51 écoliers de l’école primaire publique d’Agondonzoun à Akpro-Missérété dépourvus d’actes de naissance mais inscrits dans le registre d’état civil de l’arrondissement ou de la mairie, sont désormais en possession de leurs précieux sésames. Ce n’est qu’une partie d’un total de 658 jugements prévus pour être distribués cette année, par l’Ong italienne WeWorld à travers son projet « Apprendre II » couvrant sept communes de l’Ouémé et du Plateau.

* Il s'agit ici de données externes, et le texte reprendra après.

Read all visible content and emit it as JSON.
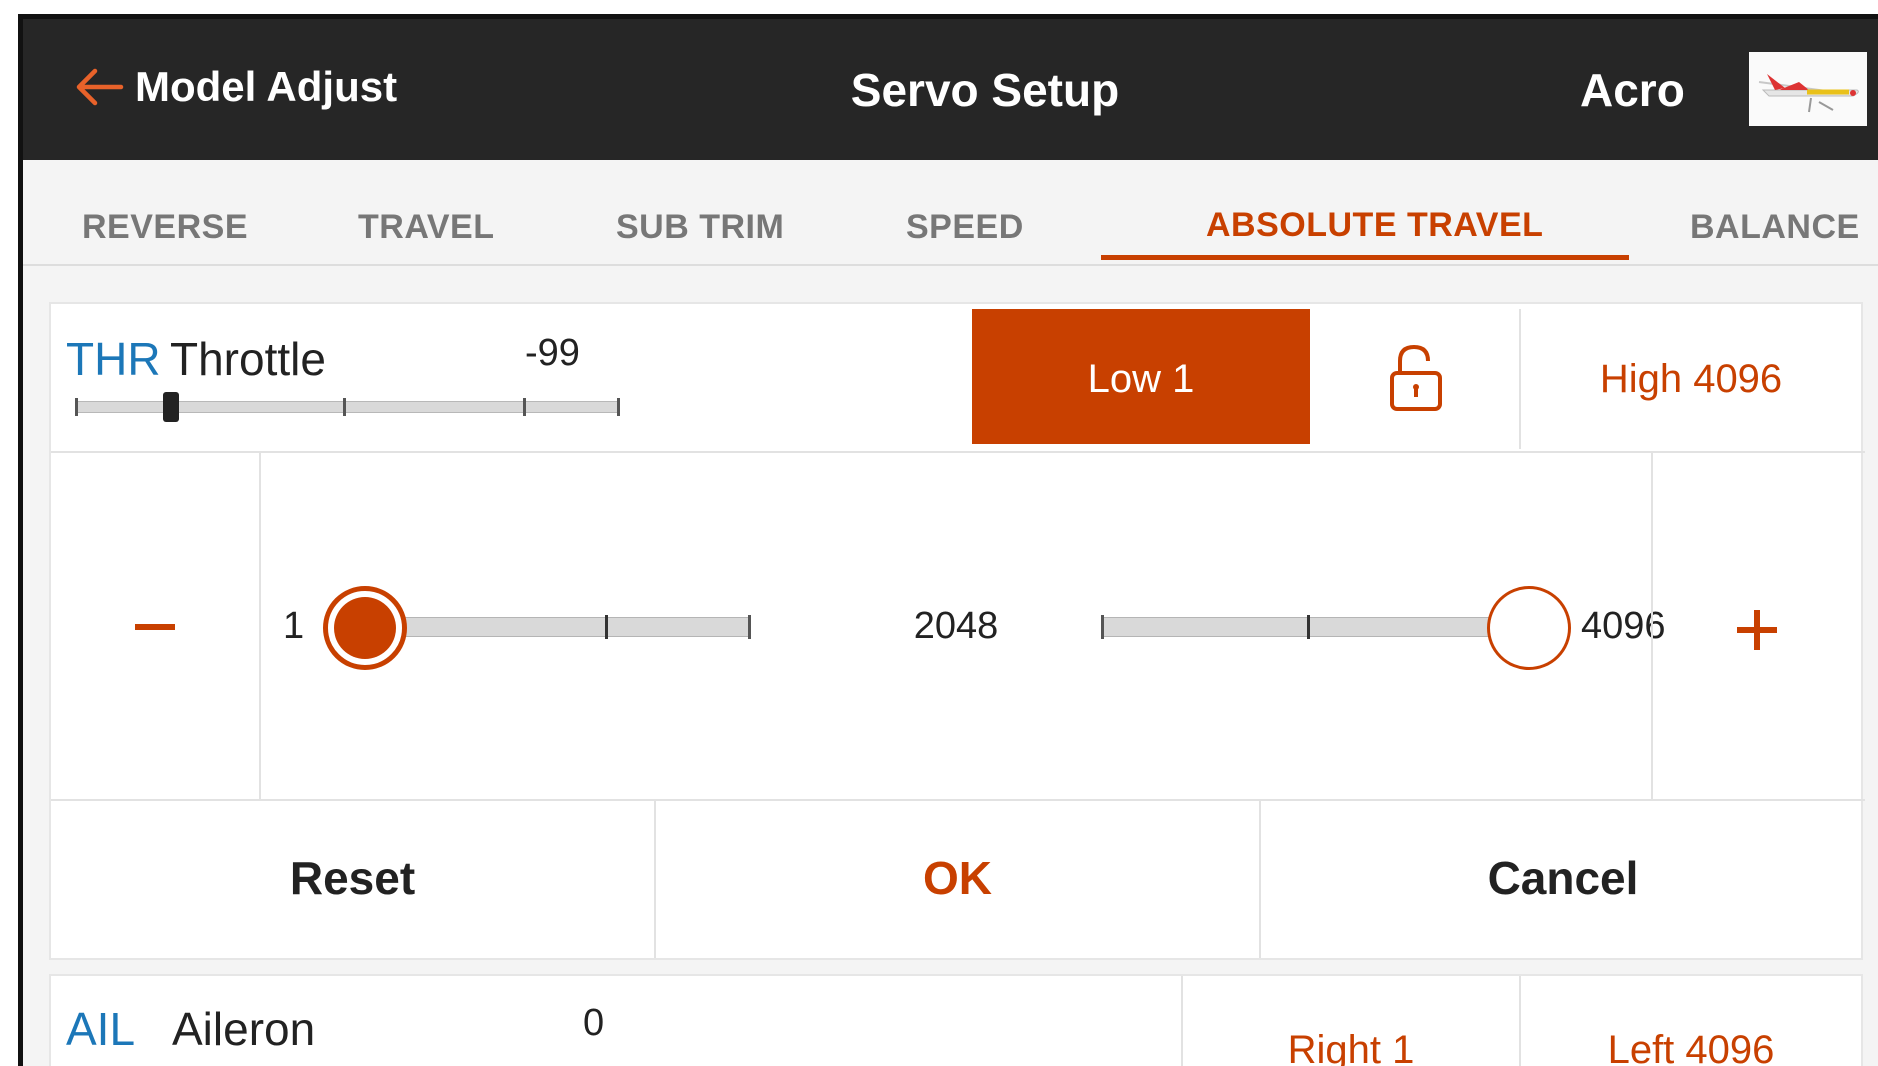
{
  "header": {
    "back_label": "Model Adjust",
    "title": "Servo Setup",
    "model_name": "Acro"
  },
  "tabs": [
    {
      "label": "REVERSE",
      "active": false
    },
    {
      "label": "TRAVEL",
      "active": false
    },
    {
      "label": "SUB TRIM",
      "active": false
    },
    {
      "label": "SPEED",
      "active": false
    },
    {
      "label": "ABSOLUTE TRAVEL",
      "active": true
    },
    {
      "label": "BALANCE",
      "active": false
    }
  ],
  "throttle": {
    "code": "THR",
    "name": "Throttle",
    "value": "-99",
    "low_button": "Low 1",
    "high_button": "High 4096",
    "lock_icon": "unlock-icon"
  },
  "editor": {
    "minus": "−",
    "plus": "+",
    "min_label": "1",
    "mid_label": "2048",
    "max_label": "4096",
    "low_value": 1,
    "high_value": 4096,
    "range_max": 4096
  },
  "actions": {
    "reset": "Reset",
    "ok": "OK",
    "cancel": "Cancel"
  },
  "aileron": {
    "code": "AIL",
    "name": "Aileron",
    "value": "0",
    "right_button": "Right 1",
    "left_button": "Left 4096"
  },
  "colors": {
    "accent": "#c84000",
    "header_bg": "#262626",
    "channel_code": "#1c77b8"
  }
}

L’Ong italienne WeWorld donne une nouvelle fois la preuve de sa noble vision de promotion des droits des enfants. Cet engagement a été traduit par la remise d’actes de naissance à 51 écoliers de l’école primaire publique d’Agondonzoun dans la commune d’Akpro-Missérété dépourvus de ce précieux sésame mais pourtant inscrits dans les registres d’état civil de l’arrondissement ou de la mairie. Cette action sort ces écoliers de l’anonymat et des griffes de l’abandon scolaire qui les guette lors de l’établissement de leurs dossiers de candidature pour le Certificat d’études primaires (Cep) sanctionnant la fin de leur cursus primaire. Plus de souci désormais à se faire pour ces enfants et leurs parents en possession déjà et contre zéro franc Cfa des actes de naissance de leur progéniture. Ils doivent ce salut au projet « Apprendre» phase II qui fait de la situation des écoliers sans jugement une priorité depuis 2017 dans les départements de l’Ouémé et du Plateau, précisément dans dix villages de sept communes à savoir Pobè, Avrankou, Ifangni, Saketé, Kétou, Adja-Ouèrè et Akpro-Missérété.

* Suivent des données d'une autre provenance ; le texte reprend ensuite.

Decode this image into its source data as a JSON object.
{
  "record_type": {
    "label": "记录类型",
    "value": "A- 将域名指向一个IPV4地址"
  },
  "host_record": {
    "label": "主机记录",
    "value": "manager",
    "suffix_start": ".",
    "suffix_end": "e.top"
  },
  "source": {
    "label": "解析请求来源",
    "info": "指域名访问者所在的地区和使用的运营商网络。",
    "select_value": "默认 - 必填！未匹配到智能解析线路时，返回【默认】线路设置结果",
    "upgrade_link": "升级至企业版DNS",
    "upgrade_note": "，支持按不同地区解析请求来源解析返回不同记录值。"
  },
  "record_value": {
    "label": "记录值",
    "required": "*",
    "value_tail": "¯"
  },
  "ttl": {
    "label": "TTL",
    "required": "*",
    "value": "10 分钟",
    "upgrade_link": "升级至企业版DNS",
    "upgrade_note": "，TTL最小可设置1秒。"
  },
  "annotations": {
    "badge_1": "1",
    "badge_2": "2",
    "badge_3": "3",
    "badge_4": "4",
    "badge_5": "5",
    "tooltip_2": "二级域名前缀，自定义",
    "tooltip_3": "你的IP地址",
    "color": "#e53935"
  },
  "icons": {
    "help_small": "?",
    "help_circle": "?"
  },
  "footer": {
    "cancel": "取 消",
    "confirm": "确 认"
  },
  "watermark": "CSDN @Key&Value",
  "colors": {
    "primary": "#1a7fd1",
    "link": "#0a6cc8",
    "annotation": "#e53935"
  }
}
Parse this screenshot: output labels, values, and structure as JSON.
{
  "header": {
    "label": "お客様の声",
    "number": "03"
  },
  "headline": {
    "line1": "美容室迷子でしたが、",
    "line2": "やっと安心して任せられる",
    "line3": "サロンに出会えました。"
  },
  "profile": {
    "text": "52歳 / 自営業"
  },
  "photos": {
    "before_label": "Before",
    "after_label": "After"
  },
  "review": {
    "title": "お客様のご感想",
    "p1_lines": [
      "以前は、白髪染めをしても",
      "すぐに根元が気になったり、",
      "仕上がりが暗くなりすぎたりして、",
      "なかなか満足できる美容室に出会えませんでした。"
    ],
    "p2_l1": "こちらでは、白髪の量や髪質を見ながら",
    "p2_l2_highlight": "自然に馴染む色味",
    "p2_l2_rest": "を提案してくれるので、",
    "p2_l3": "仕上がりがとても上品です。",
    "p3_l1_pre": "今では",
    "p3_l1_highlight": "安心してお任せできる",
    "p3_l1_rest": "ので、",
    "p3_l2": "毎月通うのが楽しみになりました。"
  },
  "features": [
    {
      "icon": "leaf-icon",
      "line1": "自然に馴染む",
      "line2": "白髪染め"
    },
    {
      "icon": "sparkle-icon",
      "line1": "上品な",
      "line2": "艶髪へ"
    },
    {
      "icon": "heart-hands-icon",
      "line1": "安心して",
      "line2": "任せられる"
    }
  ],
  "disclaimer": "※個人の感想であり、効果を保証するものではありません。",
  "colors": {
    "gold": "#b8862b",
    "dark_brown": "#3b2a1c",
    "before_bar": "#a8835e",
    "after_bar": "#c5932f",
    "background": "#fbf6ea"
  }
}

Ce choix de l’Ong WeWorld s’insère dans sa vision de contribuer à garantir l’accès aux droits fondamentaux des enfants des communautés rurales cibles du projet. Il découle du constat que le droit à l’identité est le premier droit auquel l’enfant est sujet dès sa naissance. Ce qui se traduit par son enregistrement au registre d’état civil en vue de la délivrance future de son acte de naissance qui fait de lui un citoyen à part entière. Mais ce droit n’est pas bien cerné par les populations qui négligent l’acte de naissance de leurs enfants et ne les retirent pas. C’est tout le sens du combat de l’Ong WeWorld qui, depuis 2014, s’évertue à aider les enfants et les familles concernés dans le domaine de l’état civil, a expliqué Emilia Vavassori, représentante pays de l’Ong italienne. L’opération s’est davantage accentuée depuis la mise en œuvre de la phase II du projet « Apprendre» qui court de 2017 à 2020 dans l’Ouémé et le Plateau.

Vingt jours de délai

Au total, 658 enfants sans acte de naissance ont été recensés cette année. WeWorld est en train de remettre ces jugements au fur et à mesure sur le terrain, explique Emilia Vavassori. Les 51 écoliers concernés de l’Epp d’Agondozoun ont d’ailleurs pris les leurs, mercredi 24 juillet dernier, en présence des responsables de l’école, des parents et la communauté du village. Deux copies d’extrait de naissance avec la souche ont été remises. Une copie est donnée au directeur de l’école et la seconde aux parents en plus de la souche, pièce indispensable lors de l’établissement de la carte d’identité ou du passeport. La cérémonie a été organisée dans cette école en marge de la journée de restitution du « Parcours d’éducation aux droits » initiée par l’Ong avec des activités théoriques, pratiques et récréatives. L’occasion de cette cérémonie a permis à la représentante pays de WeWorld d’insister auprès de la communauté d’Agondozoun sur l’importance de l’acte de naissance.
Emilia Vavassori conseille les parents à faire tôt la démarche après la naissance des enfants pour aller retirer leur jugement. Car, après les vingt premiers jours de la naissance de l’enfant, c’est très compliqué d’obtenir cette pièce. Elle invite surtout le père de l’enfant à prendre ses responsabilités pour aller chercher ce précieux sésame dans l’arrondissement ou à la mairie. Cette initiative de l’Ong italienne a été fortement saluée par le directeur de l’école d’Agondozoun, Pierre Dansou. « C’est un sentiment de joie qui m’anime parce que c’est difficile pour les directeurs d’école lorsqu’ils constatent que les enfants se retrouvent sans acte au Cm2 pour aller au Cep », souligne-t-il pour souligner la pertinence du combat de WeWorld. Il sensibilise les parents à faire la formalité de retrait du jugement de leurs enfants aussitôt après la naissance de ces derniers. Une exhortation qui n’est pas tombée dans l’oreille d’un sourd, assurent le chef village d’Agondozoun, Jules Métoèvi, et le représentant des parents des enfants bénéficiaires, Fessomon Vikponkindji. Ils promettent tous deux d’être des ambassadeurs pour le retrait dans le délai légal des jugements des enfants.